Robin Rodricks
Robin Rodricks

Reputation: 113956

Why cannot modern C++ IDEs auto-generate header files?

I understand the benefits and flexibility that header files provide, symbol discovery, the speed-up of processing for the compiler, etc. What I don't understand is why modern C++ IDE's don't auto-generate header files based on the members/methods added into the code file, thus reducing the manual labour involved in keeping the header up-to-date with the code file, and vice-versa. Since the IDE only makes incremental changes to the header file, developers may modify the header and changes are preserved.

Refactoring could be provided for adding/renaming/removing method arguments, for renaming methods, for moving methods into another class, and so on. During such refactoring the IDE would take care of updating the header + source files.

The functionality could be similar to the Visual Form Designer in Visual Studio. When you design a form, the IDE auto-generates code for the same, which is stored in a separate, IDE-managed source file. Devs may also modify such code files, or may include additional code in the user-managed source file.

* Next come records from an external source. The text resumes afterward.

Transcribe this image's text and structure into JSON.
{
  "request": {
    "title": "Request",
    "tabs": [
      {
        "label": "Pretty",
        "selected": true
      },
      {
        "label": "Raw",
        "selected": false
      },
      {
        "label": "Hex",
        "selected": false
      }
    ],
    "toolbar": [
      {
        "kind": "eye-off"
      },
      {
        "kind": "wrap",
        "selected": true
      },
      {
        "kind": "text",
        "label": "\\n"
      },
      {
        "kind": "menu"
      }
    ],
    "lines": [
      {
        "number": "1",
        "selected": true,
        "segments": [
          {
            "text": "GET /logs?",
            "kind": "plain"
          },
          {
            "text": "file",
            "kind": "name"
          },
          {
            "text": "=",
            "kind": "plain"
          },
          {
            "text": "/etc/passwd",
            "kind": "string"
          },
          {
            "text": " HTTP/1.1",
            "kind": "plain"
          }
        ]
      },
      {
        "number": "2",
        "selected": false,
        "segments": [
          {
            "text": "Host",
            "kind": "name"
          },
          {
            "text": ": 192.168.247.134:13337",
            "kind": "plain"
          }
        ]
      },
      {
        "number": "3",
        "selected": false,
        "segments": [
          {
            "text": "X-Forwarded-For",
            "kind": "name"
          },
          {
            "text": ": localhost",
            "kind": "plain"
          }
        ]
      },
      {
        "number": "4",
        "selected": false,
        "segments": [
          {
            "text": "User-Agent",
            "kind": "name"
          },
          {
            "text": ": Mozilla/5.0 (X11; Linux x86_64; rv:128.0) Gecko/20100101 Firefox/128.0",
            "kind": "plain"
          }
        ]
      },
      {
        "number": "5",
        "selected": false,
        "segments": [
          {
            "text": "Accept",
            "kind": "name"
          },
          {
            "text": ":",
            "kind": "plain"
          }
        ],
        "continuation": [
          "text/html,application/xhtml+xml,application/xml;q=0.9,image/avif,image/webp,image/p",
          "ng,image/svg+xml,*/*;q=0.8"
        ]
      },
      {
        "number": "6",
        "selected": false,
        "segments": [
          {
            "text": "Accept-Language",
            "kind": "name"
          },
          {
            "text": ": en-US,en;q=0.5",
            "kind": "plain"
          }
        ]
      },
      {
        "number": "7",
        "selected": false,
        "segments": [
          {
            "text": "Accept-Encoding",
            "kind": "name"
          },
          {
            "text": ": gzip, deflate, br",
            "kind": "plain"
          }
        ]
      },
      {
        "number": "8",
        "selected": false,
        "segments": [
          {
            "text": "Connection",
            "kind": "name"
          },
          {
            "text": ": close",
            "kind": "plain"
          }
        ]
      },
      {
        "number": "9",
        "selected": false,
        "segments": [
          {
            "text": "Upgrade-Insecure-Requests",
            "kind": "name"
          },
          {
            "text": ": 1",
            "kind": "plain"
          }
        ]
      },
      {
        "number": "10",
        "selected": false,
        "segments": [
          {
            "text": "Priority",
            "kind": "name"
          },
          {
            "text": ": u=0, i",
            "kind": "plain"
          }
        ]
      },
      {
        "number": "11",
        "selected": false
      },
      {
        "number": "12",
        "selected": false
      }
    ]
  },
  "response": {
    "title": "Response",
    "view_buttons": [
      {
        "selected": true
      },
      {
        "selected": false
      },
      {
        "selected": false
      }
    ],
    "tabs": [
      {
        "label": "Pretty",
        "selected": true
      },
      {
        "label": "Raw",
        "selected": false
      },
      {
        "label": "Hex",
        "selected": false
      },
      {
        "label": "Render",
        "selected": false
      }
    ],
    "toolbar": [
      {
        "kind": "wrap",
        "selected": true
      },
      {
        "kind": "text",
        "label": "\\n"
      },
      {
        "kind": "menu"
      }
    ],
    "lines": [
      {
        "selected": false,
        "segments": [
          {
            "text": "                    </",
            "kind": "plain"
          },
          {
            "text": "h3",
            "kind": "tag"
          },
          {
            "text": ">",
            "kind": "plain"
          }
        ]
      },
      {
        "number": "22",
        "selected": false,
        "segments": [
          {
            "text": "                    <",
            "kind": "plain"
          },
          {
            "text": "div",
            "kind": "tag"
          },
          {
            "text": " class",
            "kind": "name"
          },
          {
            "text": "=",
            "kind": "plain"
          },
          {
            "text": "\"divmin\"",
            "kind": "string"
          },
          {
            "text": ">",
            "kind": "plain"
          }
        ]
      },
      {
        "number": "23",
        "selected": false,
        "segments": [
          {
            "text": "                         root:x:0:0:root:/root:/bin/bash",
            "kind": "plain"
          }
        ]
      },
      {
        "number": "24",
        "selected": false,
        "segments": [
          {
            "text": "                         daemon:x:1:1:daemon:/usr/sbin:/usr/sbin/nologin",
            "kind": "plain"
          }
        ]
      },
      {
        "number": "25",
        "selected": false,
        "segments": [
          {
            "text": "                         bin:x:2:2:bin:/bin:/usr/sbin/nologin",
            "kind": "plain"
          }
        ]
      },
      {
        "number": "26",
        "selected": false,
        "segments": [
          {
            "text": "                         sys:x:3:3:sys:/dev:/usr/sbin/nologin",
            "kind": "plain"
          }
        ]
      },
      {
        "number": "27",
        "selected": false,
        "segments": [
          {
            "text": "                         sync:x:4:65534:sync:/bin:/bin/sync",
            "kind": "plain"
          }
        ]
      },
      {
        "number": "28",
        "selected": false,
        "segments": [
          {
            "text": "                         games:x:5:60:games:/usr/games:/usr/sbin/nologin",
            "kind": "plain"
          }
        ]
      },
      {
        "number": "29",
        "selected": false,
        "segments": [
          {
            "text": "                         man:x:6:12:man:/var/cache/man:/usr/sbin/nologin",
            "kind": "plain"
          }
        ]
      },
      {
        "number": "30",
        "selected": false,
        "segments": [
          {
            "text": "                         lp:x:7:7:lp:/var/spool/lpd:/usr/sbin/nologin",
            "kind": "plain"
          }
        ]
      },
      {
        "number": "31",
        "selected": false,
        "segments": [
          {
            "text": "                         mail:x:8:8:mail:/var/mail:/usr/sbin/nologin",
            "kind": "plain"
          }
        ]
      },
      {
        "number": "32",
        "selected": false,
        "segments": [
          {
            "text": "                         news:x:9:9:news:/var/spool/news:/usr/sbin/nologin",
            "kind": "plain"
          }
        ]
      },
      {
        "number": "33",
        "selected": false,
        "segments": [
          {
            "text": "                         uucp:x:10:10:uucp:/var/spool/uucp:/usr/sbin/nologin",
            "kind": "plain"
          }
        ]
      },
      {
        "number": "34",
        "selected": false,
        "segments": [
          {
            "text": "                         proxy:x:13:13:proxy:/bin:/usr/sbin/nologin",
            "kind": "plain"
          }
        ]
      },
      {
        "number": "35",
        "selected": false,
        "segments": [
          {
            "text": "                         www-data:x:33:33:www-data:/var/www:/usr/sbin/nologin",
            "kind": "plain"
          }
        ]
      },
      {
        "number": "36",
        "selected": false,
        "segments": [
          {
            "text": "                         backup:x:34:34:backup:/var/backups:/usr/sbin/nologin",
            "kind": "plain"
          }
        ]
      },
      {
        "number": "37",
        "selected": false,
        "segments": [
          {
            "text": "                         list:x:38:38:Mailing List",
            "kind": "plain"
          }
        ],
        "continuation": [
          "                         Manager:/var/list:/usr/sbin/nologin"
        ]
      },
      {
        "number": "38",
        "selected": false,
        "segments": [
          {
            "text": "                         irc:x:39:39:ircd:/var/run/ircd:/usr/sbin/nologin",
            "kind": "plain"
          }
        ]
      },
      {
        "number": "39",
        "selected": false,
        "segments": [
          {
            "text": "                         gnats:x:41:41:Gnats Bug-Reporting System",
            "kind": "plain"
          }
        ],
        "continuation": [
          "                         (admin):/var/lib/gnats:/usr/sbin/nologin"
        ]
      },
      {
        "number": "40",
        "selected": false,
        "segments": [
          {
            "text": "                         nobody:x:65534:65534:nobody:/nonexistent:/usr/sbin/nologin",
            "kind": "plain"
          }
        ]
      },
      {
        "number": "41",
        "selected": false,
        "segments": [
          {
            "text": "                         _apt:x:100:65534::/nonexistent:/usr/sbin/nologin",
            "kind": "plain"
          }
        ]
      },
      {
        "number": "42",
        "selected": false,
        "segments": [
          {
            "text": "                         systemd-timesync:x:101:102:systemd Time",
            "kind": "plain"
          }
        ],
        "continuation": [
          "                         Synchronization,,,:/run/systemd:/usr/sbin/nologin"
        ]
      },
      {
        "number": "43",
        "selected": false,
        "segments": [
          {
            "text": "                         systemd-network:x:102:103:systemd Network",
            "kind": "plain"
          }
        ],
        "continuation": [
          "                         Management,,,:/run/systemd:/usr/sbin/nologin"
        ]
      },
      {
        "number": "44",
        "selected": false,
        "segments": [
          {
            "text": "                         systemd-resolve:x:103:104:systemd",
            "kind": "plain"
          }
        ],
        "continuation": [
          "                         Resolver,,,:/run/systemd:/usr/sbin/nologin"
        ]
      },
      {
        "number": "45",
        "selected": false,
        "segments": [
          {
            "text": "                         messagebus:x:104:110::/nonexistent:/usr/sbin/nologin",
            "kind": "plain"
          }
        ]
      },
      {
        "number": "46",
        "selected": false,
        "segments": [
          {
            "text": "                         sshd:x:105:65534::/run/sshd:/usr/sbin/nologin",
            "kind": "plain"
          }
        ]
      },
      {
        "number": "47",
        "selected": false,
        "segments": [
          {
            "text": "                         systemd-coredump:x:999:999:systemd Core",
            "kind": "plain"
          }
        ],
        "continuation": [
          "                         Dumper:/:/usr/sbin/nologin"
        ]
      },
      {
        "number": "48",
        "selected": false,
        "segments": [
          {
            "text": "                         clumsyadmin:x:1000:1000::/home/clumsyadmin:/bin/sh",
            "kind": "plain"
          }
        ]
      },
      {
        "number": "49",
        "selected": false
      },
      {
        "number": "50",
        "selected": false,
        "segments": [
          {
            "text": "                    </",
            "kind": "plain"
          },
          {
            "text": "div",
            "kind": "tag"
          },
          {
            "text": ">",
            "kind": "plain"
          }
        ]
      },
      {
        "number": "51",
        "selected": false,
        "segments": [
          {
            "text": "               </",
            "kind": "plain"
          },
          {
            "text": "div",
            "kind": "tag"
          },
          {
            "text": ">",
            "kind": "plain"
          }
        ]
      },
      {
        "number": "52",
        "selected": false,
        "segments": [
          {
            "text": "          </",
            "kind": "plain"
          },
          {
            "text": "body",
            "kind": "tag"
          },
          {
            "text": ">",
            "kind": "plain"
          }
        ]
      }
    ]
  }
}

Working with professional C++ source code, I've encountered all kinds of dubious practices :

Although I am not a professional C++ programmer, coming from a high-level background (JS, C#, AS3), I can feel the "downgrade" working with C++ first-hand and I don't see why some of these disadvantages cannot be eliminated by the IDE itself.

By no means am I mocking the IDE or the compiler in any way. I understand C++ allows for more complex methods of defining a program than modern-day languages do (eg. C#), and though the complexities of templating elude me, I'd like to see some of the benefits of higher level languages brought into C++ application development.

Upvotes: 23

Views: 7247

Answers (1)

NicholasM
NicholasM

Reputation: 4673

The premise of your question, I believe, is not correct.

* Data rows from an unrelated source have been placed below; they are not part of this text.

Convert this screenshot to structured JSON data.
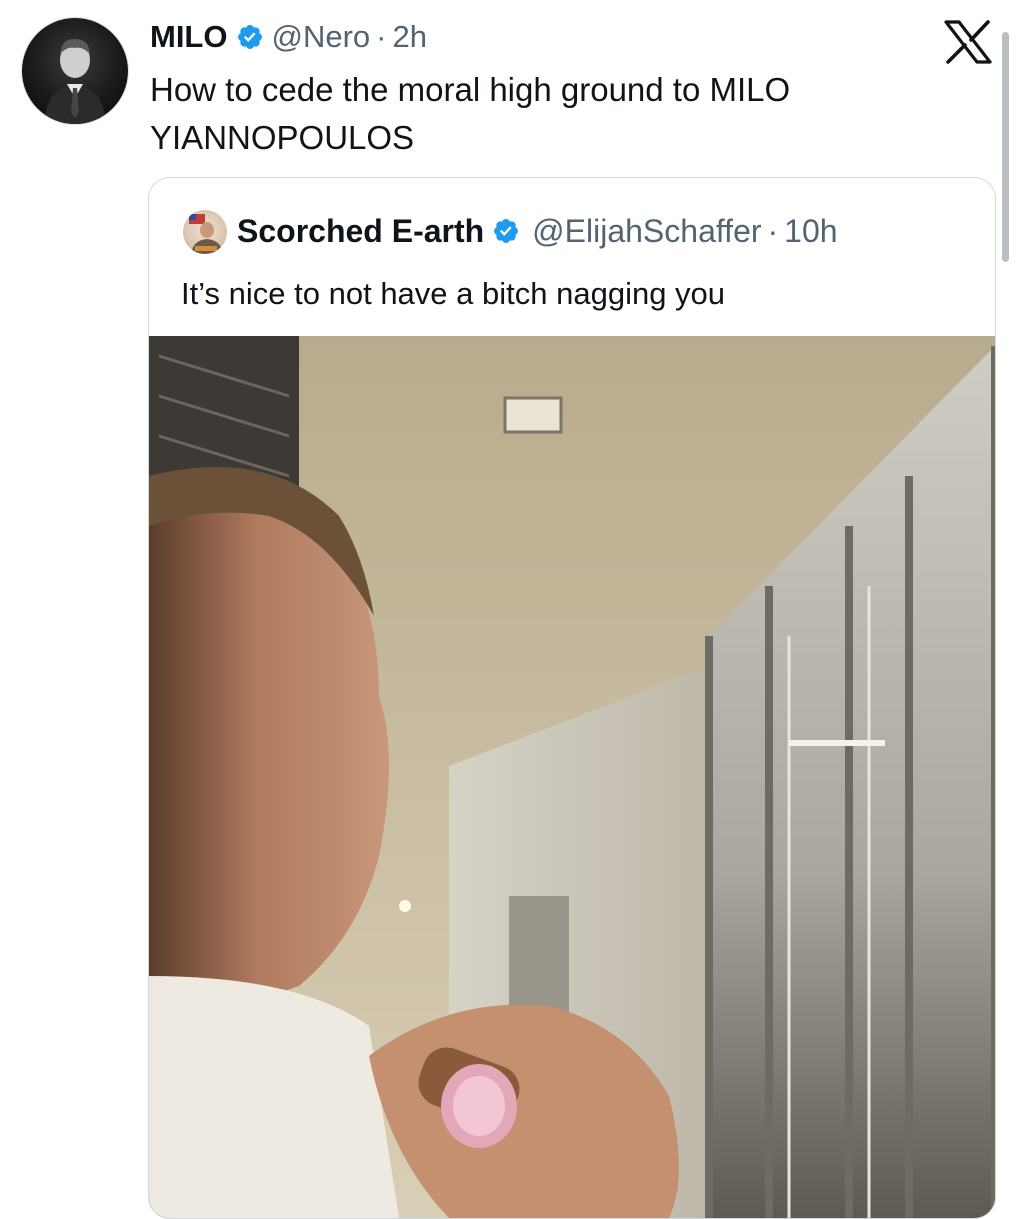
{
  "tweet": {
    "author_name": "MILO",
    "author_handle": "@Nero",
    "separator": "·",
    "time": "2h",
    "text": "How to cede the moral high ground to MILO YIANNOPOULOS",
    "verified_icon": "verified-badge-icon",
    "verified_color": "#1d9bf0"
  },
  "quoted_tweet": {
    "author_name": "Scorched E-arth",
    "author_handle": "@ElijahSchaffer",
    "separator": "·",
    "time": "10h",
    "text": "It’s nice to not have a bitch nagging you"
  },
  "brand_icon": "x-logo-icon",
  "colors": {
    "text": "#0f1419",
    "secondary_text": "#536471",
    "border": "#cfd9de"
  }
}
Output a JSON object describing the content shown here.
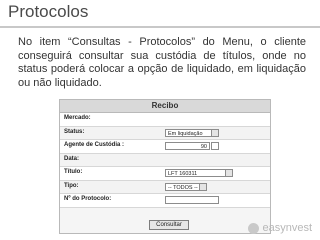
{
  "slide": {
    "title": "Protocolos",
    "body": "No item “Consultas - Protocolos” do Menu, o cliente conseguirá consultar sua custódia de títulos, onde no status poderá colocar a opção de liquidado, em liquidação ou não liquidado."
  },
  "form": {
    "header": "Recibo",
    "fields": {
      "mercado": {
        "label": "Mercado:"
      },
      "status": {
        "label": "Status:",
        "value": "Em liquidação"
      },
      "agente": {
        "label": "Agente de Custódia :",
        "value": "90"
      },
      "data": {
        "label": "Data:"
      },
      "titulo": {
        "label": "Título:",
        "value": "LFT 160311"
      },
      "tipo": {
        "label": "Tipo:",
        "value": "-- TODOS --"
      },
      "protocolo": {
        "label": "Nº do Protocolo:"
      }
    },
    "submit_label": "Consultar"
  },
  "logo": {
    "text": "easynvest"
  }
}
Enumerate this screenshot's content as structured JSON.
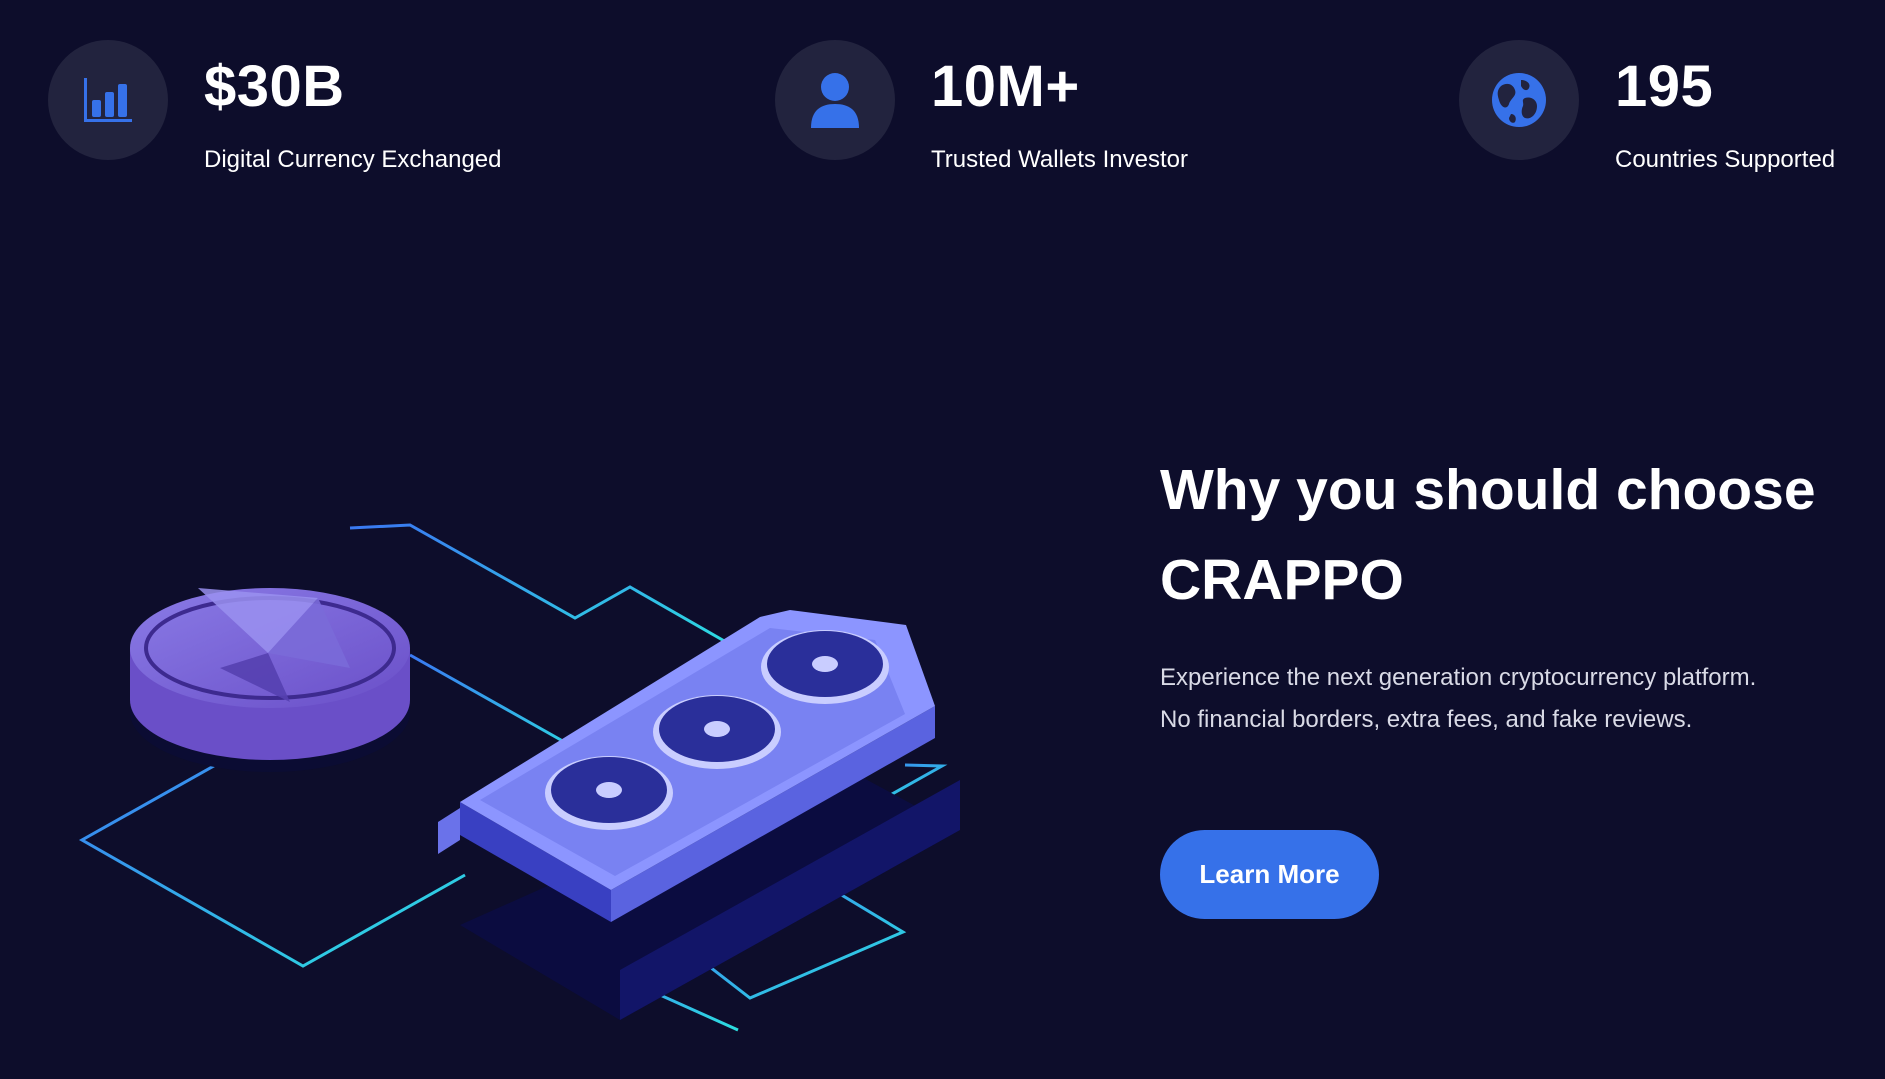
{
  "stats": [
    {
      "icon": "bar-chart-icon",
      "value": "$30B",
      "label": "Digital Currency Exchanged"
    },
    {
      "icon": "user-icon",
      "value": "10M+",
      "label": "Trusted Wallets Investor"
    },
    {
      "icon": "globe-icon",
      "value": "195",
      "label": "Countries Supported"
    }
  ],
  "why": {
    "headline": "Why you should choose CRAPPO",
    "description": "Experience the next generation cryptocurrency platform. No financial borders, extra fees, and fake reviews.",
    "cta_label": "Learn More"
  },
  "colors": {
    "background": "#0d0d2b",
    "icon_circle": "#22233e",
    "accent": "#3671e9",
    "text": "#ffffff"
  }
}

The Eclipse Luna IDE can auto-generate implementation stubs (in a CPP file) after you define a function (or class member function) in a header file.

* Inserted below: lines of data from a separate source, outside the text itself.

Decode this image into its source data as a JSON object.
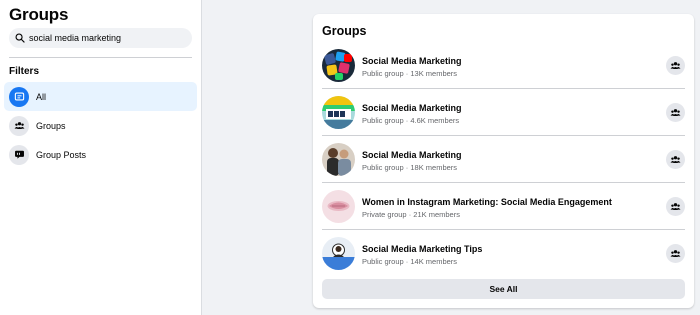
{
  "sidebar": {
    "title": "Groups",
    "search": {
      "value": "social media marketing"
    },
    "filters_label": "Filters",
    "filters": [
      {
        "label": "All",
        "active": true
      },
      {
        "label": "Groups",
        "active": false
      },
      {
        "label": "Group Posts",
        "active": false
      }
    ]
  },
  "results": {
    "title": "Groups",
    "groups": [
      {
        "name": "Social Media Marketing",
        "meta": "Public group · 13K members"
      },
      {
        "name": "Social Media Marketing",
        "meta": "Public group · 4.6K members"
      },
      {
        "name": "Social Media Marketing",
        "meta": "Public group · 18K members"
      },
      {
        "name": "Women in Instagram Marketing: Social Media Engagement",
        "meta": "Private group · 21K members"
      },
      {
        "name": "Social Media Marketing Tips",
        "meta": "Public group · 14K members"
      }
    ],
    "see_all": "See All"
  },
  "colors": {
    "accent": "#1877f2",
    "active_bg": "#e7f3ff",
    "page_bg": "#f0f2f5",
    "secondary_text": "#65676b"
  }
}
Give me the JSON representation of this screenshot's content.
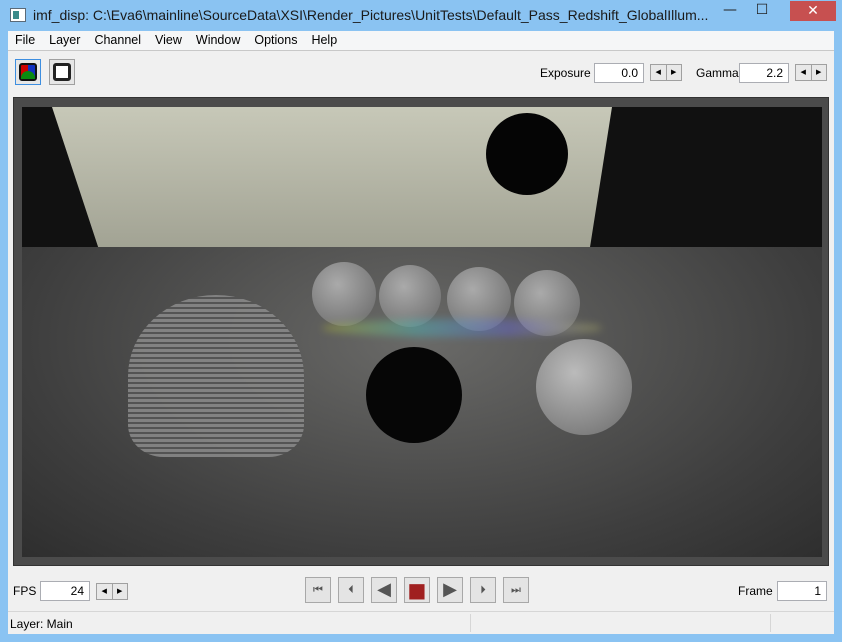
{
  "window": {
    "title": "imf_disp: C:\\Eva6\\mainline\\SourceData\\XSI\\Render_Pictures\\UnitTests\\Default_Pass_Redshift_GlobalIllum...",
    "minimize": "—",
    "maximize": "☐",
    "close": "✕"
  },
  "menu": [
    "File",
    "Layer",
    "Channel",
    "View",
    "Window",
    "Options",
    "Help"
  ],
  "toolbar": {
    "rgb_icon": "rgb-channel-icon",
    "alpha_icon": "alpha-channel-icon",
    "exposure_label": "Exposure",
    "exposure_value": "0.0",
    "gamma_label": "Gamma",
    "gamma_value": "2.2"
  },
  "playback": {
    "fps_label": "FPS",
    "fps_value": "24",
    "frame_label": "Frame",
    "frame_value": "1",
    "buttons": [
      "⏮",
      "⏴",
      "◀",
      "■",
      "▶",
      "⏵",
      "⏭"
    ]
  },
  "status": {
    "layer": "Layer: Main"
  }
}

You type the following in the header:

class MyClass 
{
  void my_method(const OtherClass& o, const std::string& name) const;
};

Then click "Source > Implement Method". Eclipse correctly generates something like this in a CPP file:

void MyClass::my_method(const OtherClass& o, const std::string& name) const
{
   // TODO: Auto-generated method stub.
}

I think this is a more typical use case than "[adding] members/methods... into the code file" and then "auto-generat[ing] header files". The idea is that most developers will design (create) an interface, and then develop an implementation (sometimes in a CPP file).

As for "Useful functions defined in the header file", this is common practice where developers want their functions to be inlined by the compiler in many translation units.